Milde remembered that in the places of torture the light could sometimes be tinged with blue and sometimes with a dazzling white that stopped her eyes now accustomed to the dark from functioning. Later she was unable to summon the vision of any other light as clearly and had on some nights, still dazzled, difficulty sleeping. When one afternoon between coffee and coffee she told the women in the spaceport about the changing color of the light they all created their own memory with which to connect it. One said the morning my mother left me on my own and another said when I was seven years old and got lost in the rooms of the hospital where grandmother was on her deathbed.

Milde said: In the torture room there was a marble floor, gray and white concrete walls, and a steel chair that made the body conduct electricity.

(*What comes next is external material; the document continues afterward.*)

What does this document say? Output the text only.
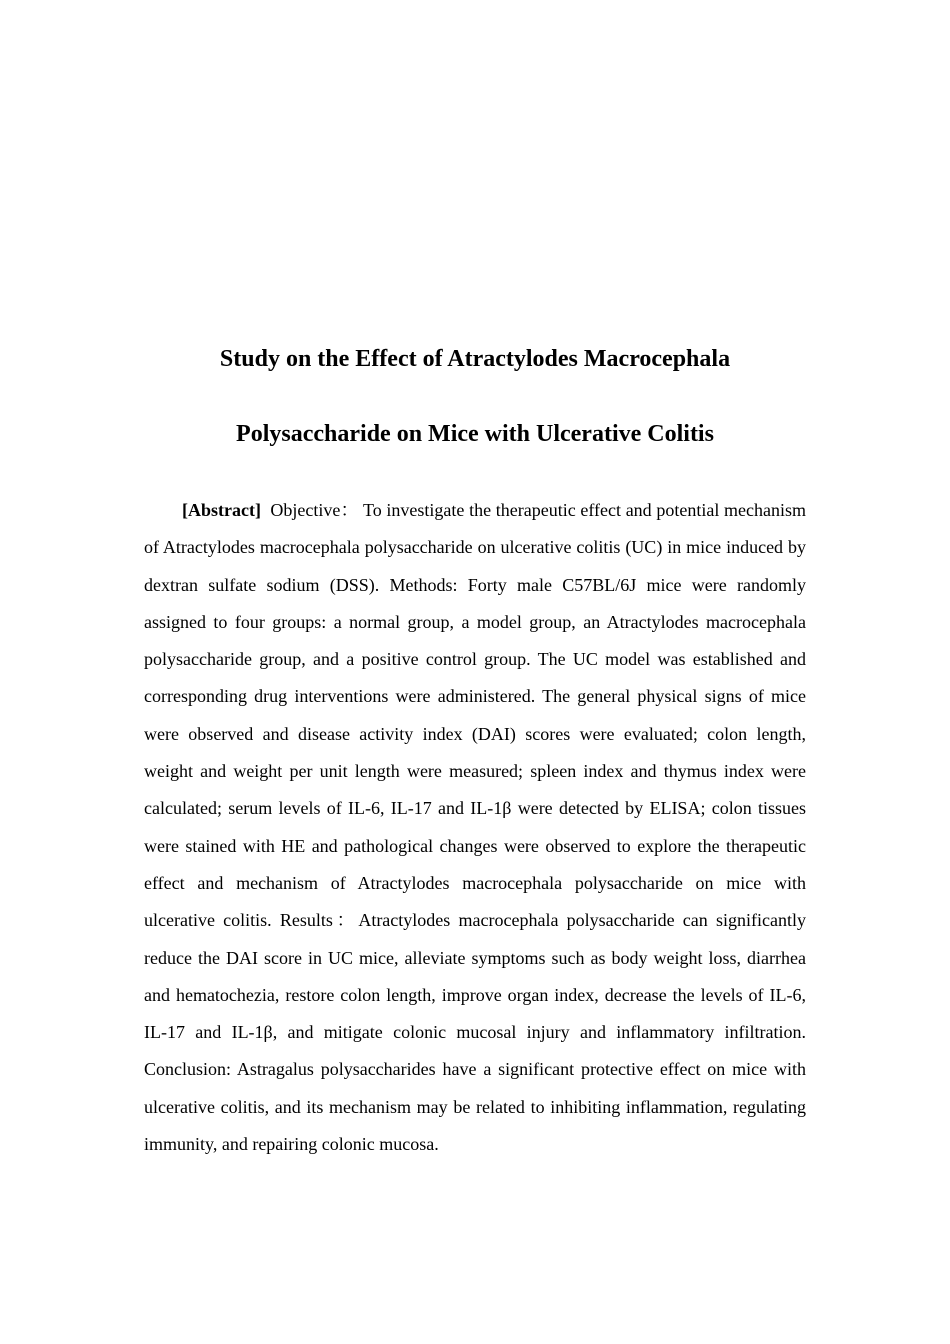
Study on the Effect of Atractylodes Macrocephala
Polysaccharide on Mice with Ulcerative Colitis

[Abstract] Objective： To investigate the therapeutic effect and potential mechanism of Atractylodes macrocephala polysaccharide on ulcerative colitis (UC) in mice induced by dextran sulfate sodium (DSS). Methods: Forty male C57BL/6J mice were randomly assigned to four groups: a normal group, a model group, an Atractylodes macrocephala polysaccharide group, and a positive control group. The UC model was established and corresponding drug interventions were administered. The general physical signs of mice were observed and disease activity index (DAI) scores were evaluated; colon length, weight and weight per unit length were measured; spleen index and thymus index were calculated; serum levels of IL-6, IL-17 and IL-1β were detected by ELISA; colon tissues were stained with HE and pathological changes were observed to explore the therapeutic effect and mechanism of Atractylodes macrocephala polysaccharide on mice with ulcerative colitis. Results：Atractylodes macrocephala polysaccharide can significantly reduce the DAI score in UC mice, alleviate symptoms such as body weight loss, diarrhea and hematochezia, restore colon length, improve organ index, decrease the levels of IL-6, IL-17 and IL-1β, and mitigate colonic mucosal injury and inflammatory infiltration. Conclusion: Astragalus polysaccharides have a significant protective effect on mice with ulcerative colitis, and its mechanism may be related to inhibiting inflammation, regulating immunity, and repairing colonic mucosa.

She remembered that her body was always damp and that she’d fallen to the floor many times. She also remembered the interrogations and her back-bound hands, how the policemen inhaled, cigarettes between their lips, and blew smoke in the prisoners’ faces, stamping lit cigarettes on the prisoners’ nipples then forcing them to scrub the wounds clean with soap and water.

It was said that Milde was behind the uprising, the first to suggest arson and the one who had long been agitating the Outskirts’ children and mothers; she had been seen on site and was said to be the one who’d procured the rifles and who’d refused to name her collaborators. That is why they stubbed out a cigarette in her eye right before the end of the final interrogation and she was carried to a cell where twenty new sisters were waiting, and dropped down among them unconscious. She was forced to remove the cigarette herself and after twelve days the whole eye using a pair of nail scissors someone had managed to smuggle inside, then didn’t know what to do with the eye and finally called the guard over and placed the eye in his hand. The sisters in the cell had held her head in their arms, pressed her chest as if to make her hold her breath and handed her the nail scissors with care. Milde had in fact held her breath and then collapsed, had let her hair be caressed with slow, soft strokes and stayed with her new-found sisters for eleven years.

Holding her tray in the cafeteria line at the spaceport Milde would look at one of the servers and say: Once I ran across the mountain with a rifle slung over my shoulder and at dinner time my foot slipped and I fell into a hollow. It wasn’t high up, but there I was, stuck for hours all the while the sun licked the sugar cane fields and stung my eyes. Do you know what that feels like?

Milde would say: In prison I found a second home with other sisters and other mothers and when they called me to the isolation cell someone else always stood up and said “here I am” and followed the guard out. And they threw Sabina in the isolation cell and they threw Marisol in the isolation cell and they threw Silvia in the isolation cell time and time again. And when one day they called Sabina to the isolation cell I got up and said that I was her and gladly followed the guard who didn’t notice that my left eye and both my index fingers were missing. Do you know what that feels like?